Choosing the Right Lift for Your Job

A 50′ drivable lift, with all terrain tires

Lifts come in a variety of options for a variety of different work types and locations. Whether you need in-air mobility, off-road capability, ease of transportation, or indoor use there is a manlift for you. Options for bucket lifts include tow-behind, drivable outrigger-stabilized, and drivable counterweighted. For indoor use, scissor lifts are ideal for tight spaces. In addition, there are a wide variety of heights available, and different types of booms can be chosen, both of which affect the types of spaces that can be reached. 

The first thing to do when choosing a lift for a job is to determine the size of lift you need. Depending on the job you need to do, this can be a little more complicated than just deciding what the highest point you need to reach is. For example, when trimming trees, you must position the lift away from the tree that is being trimmed to avoid damaging the lift with falling limbs. Typically, an extra 10-15 feet from the highest point being trimmed is required. Another thing to consider is that as a boom lift approaches the limits of its extension the lift will have less outreach available. If, for example, you are painting a 30-foot-high wall a 34-foot-tall lift will technically do the job for you. However, you will need to reposition the lift every 10 feet or so, which takes time, especially if you need to reposition hydraulic outriggers. A 55-foot lift may be able to go closer to 40 feet without being repositioned. This idea of outreach changing depending on the height the lift is set at is called a working zone, and most manufacturers publish this data. 

Reaching a lift over while trimming trees to avoid damaging lift

After considering the height of the lift, take stock of any obstacles that you may need to work around. This includes both on the ground, and in the air. Most cherry picker-style lifts use hydraulic outriggers to stabilize the lift. This means that they have a “footprint” of ground that they need in order to properly deploy the outriggers. This ground has to be relatively firm in order to prevent sinking (although plywood can be used on softer ground), and free of obstacles. If an outrigger-stabilized lift is not an option, counterweighted lifts can provide an aerial work platform with a smaller ground footprint. Obstacles in the air can also be an issue. Articulating boom lifts offer a great degree of flexibility about where the boom can be in order to reach a certain point. This allows them to reach under, over, and around any tricky in-air obstacles. Telescoping boom lifts, on the other hand, only extend in a straight line, and therefore need to be moved to get a different angle of approach for the boom. 

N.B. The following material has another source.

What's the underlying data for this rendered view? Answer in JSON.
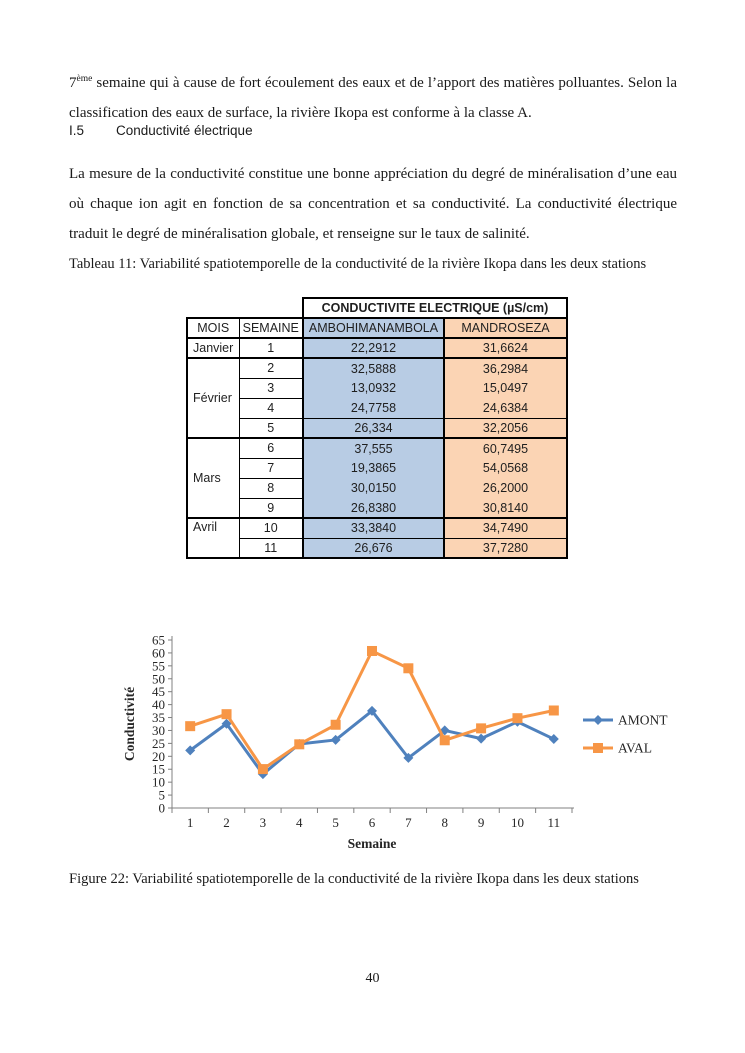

A telescoping boom lift with a counterweight

Once you have determined the size and style of the lift for your job, consider how you want to get to and use the lift on your job site. If the job site is relatively flat, and is easily navigated by a towing vehicle tow behind lifts are probably your best bet. These lifts tow behind any truck, or suitably sized vehicle, with a standard ball hitch. This ease of transport typically makes them the cheapest option for their size. These lifts can come either as non-driving or with a “drive-assist” option that can help to move the lift without needing to reattach to a tow vehicle. For more robust self-driving options, a lift equipped with a diesel engine, all terrain tires, and four-wheel drive can be useful. Counterweighted lifts that are equipped with this option can even drive around with the boom extended. These types of drivable lifts need to be transported to the site with a trailer. The weight of the trailer and lift varies depending on the size of the lift you need, so be sure to check your vehicle’s tow capacity, or consider delivery. 

Towable lifts make transportation to the job site a breeze

There are many different options when it comes to lifts, and one is sure to be right for your job. Whether you need a large 80-foot lift for cleaning a church spire, or a small 30-foot lift to trim a tree in a tight spot there is sure to be a size for you. Outriggers and counterweights give you options for fitting the lift in a tight ground space, while articulating booms provide greater versatility in the air. Finally, drivability options will allow you to maneuver around your job site with ease, and reduce time on site. I hope this post made choosing the right manlift for your job a little bit easier.